While the use of idealized geometries is a limitation, this geometry has been found to be suitable in previous studies to give insights into the mechanical behaviour of trabecular bone during loading.19,55 The permeability of the idealized structure (for different BV/TV fractions) was found to fall within reported experimental ranges33 indicating the suitability of these idealized structures. Although the permeability study used a CFD-only boundary condition, which models the bone as rigid, the bone deformation due to flow is thought to be negligible and won’t contribute to the overall pressure differential in the fluid which is used to determine the permeability during steady state flow. Due to the symmetry employed in the unit of bone and marrow, the same quantitative results would be obtained for loading in either the X, Y or Z directions for the present models. However, the influence of shear in the XY plane, for example, could be modelled using such idealized geometry employed here and would be of interest for future study. Moreover, loading direction would be an important factor to consider in the modelling of anisotropic unit cells or realistic geometries.

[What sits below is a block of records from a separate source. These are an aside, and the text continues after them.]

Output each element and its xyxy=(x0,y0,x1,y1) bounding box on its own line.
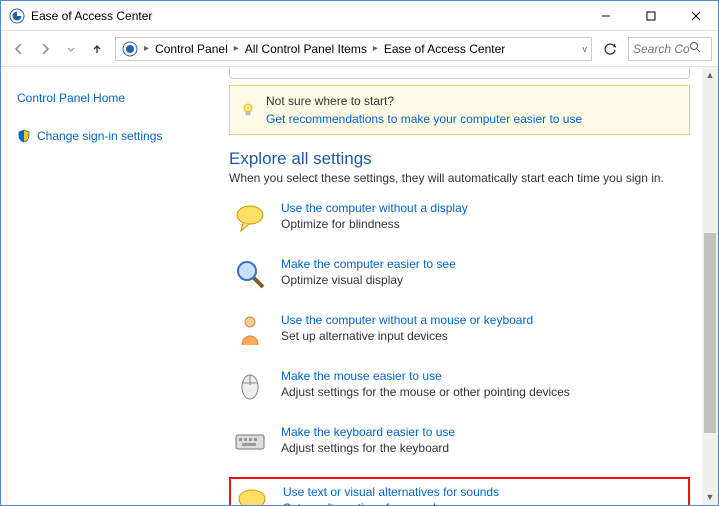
setting-link[interactable]: Use the computer without a mouse or keyb… xyxy=(281,313,533,327)
setting-desc: Adjust settings for the mouse or other p… xyxy=(281,385,570,399)
lightbulb-icon xyxy=(240,102,256,118)
minimize-button[interactable] xyxy=(583,1,628,31)
titlebar: Ease of Access Center xyxy=(1,1,718,31)
setting-desc: Adjust settings for the keyboard xyxy=(281,441,455,455)
chevron-right-icon[interactable]: ▸ xyxy=(371,43,380,54)
breadcrumb[interactable]: ▸ Control Panel ▸ All Control Panel Item… xyxy=(115,37,592,61)
breadcrumb-ease-of-access[interactable]: Ease of Access Center xyxy=(380,38,509,60)
setting-sound-alternatives: Use text or visual alternatives for soun… xyxy=(229,477,690,505)
info-question: Not sure where to start? xyxy=(266,94,394,108)
sidebar-home-label: Control Panel Home xyxy=(17,91,125,105)
person-icon xyxy=(233,313,267,347)
recent-locations-button[interactable] xyxy=(59,37,83,61)
close-button[interactable] xyxy=(673,1,718,31)
control-panel-home-link[interactable]: Control Panel Home xyxy=(17,85,201,111)
setting-mouse-easier: Make the mouse easier to use Adjust sett… xyxy=(229,365,700,407)
search-input[interactable] xyxy=(633,42,689,56)
setting-desc: Set up alternative input devices xyxy=(281,329,533,343)
setting-keyboard-easier: Make the keyboard easier to use Adjust s… xyxy=(229,421,700,463)
control-panel-icon xyxy=(122,41,138,57)
setting-link[interactable]: Make the computer easier to see xyxy=(281,257,456,271)
scroll-thumb[interactable] xyxy=(704,233,716,433)
refresh-button[interactable] xyxy=(598,37,622,61)
collapsed-section-stub xyxy=(229,67,690,79)
navbar: ▸ Control Panel ▸ All Control Panel Item… xyxy=(1,31,718,67)
scroll-down-arrow[interactable]: ▼ xyxy=(702,489,718,505)
setting-desc: Optimize for blindness xyxy=(281,217,468,231)
search-box[interactable] xyxy=(628,37,712,61)
setting-easier-to-see: Make the computer easier to see Optimize… xyxy=(229,253,700,295)
explore-heading: Explore all settings xyxy=(229,149,700,169)
setting-link[interactable]: Use text or visual alternatives for soun… xyxy=(283,485,499,499)
setting-desc: Set up alternatives for sounds xyxy=(283,501,499,505)
setting-link[interactable]: Make the keyboard easier to use xyxy=(281,425,455,439)
forward-button[interactable] xyxy=(33,37,57,61)
scroll-track[interactable] xyxy=(702,83,718,489)
mouse-icon xyxy=(233,369,267,403)
explore-subtext: When you select these settings, they wil… xyxy=(229,171,700,185)
chevron-right-icon[interactable]: ▸ xyxy=(142,43,151,54)
magnifier-icon xyxy=(233,257,267,291)
sidebar: Control Panel Home Change sign-in settin… xyxy=(1,67,211,505)
setting-desc: Optimize visual display xyxy=(281,273,456,287)
keyboard-icon xyxy=(233,425,267,459)
maximize-button[interactable] xyxy=(628,1,673,31)
speech-bubble-icon xyxy=(233,201,267,235)
scroll-up-arrow[interactable]: ▲ xyxy=(702,67,718,83)
vertical-scrollbar[interactable]: ▲ ▼ xyxy=(702,67,718,505)
shield-icon xyxy=(17,129,31,143)
change-signin-settings-link[interactable]: Change sign-in settings xyxy=(17,123,201,149)
chevron-down-icon[interactable]: v xyxy=(581,44,590,54)
window-title: Ease of Access Center xyxy=(31,9,583,23)
setting-link[interactable]: Make the mouse easier to use xyxy=(281,369,570,383)
search-icon[interactable] xyxy=(689,40,701,58)
breadcrumb-control-panel[interactable]: Control Panel xyxy=(151,38,232,60)
back-button[interactable] xyxy=(7,37,31,61)
setting-link[interactable]: Use the computer without a display xyxy=(281,201,468,215)
setting-without-display: Use the computer without a display Optim… xyxy=(229,197,700,239)
ease-of-access-icon xyxy=(9,8,25,24)
speech-bubble-icon xyxy=(235,485,269,505)
sidebar-signin-label: Change sign-in settings xyxy=(37,129,162,143)
settings-list: Use the computer without a display Optim… xyxy=(229,197,700,505)
main-content: Not sure where to start? Get recommendat… xyxy=(211,67,718,505)
setting-without-mouse-keyboard: Use the computer without a mouse or keyb… xyxy=(229,309,700,351)
up-button[interactable] xyxy=(85,37,109,61)
recommendation-infobox: Not sure where to start? Get recommendat… xyxy=(229,85,690,135)
breadcrumb-all-items[interactable]: All Control Panel Items xyxy=(241,38,371,60)
chevron-right-icon[interactable]: ▸ xyxy=(232,43,241,54)
info-recommendation-link[interactable]: Get recommendations to make your compute… xyxy=(266,112,582,126)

In this study FSI techniques were used to investigate the mechanical environment of trabecular bone marrow, providing a new insight into the mechanical stimuli which MSCs are exposed to in vivo due to the physiological compression of bone. Computational results from this investigation indicate that the compression of bone due to physiological loading could generate sufficient shear stress to stimulate the osteogenic differentiation of MSCs. These results can help inform tissue engineering studies which aim to utilize the mechano-sensitivity of MSCs for improved bone tissue engineering applications by providing realistic shear stress values which MSCs experience in vivo. Moreover, these results inform how osteoporosis affects the native mechanical environment of MSCs with increasing shear stress generated as the BV/TV decreases. However, with a decreasing viscosity, thought to be representative of a fattier bone marrow (associated with osteoporosis), the shear stress generated within the osteoporotic marrow decreases.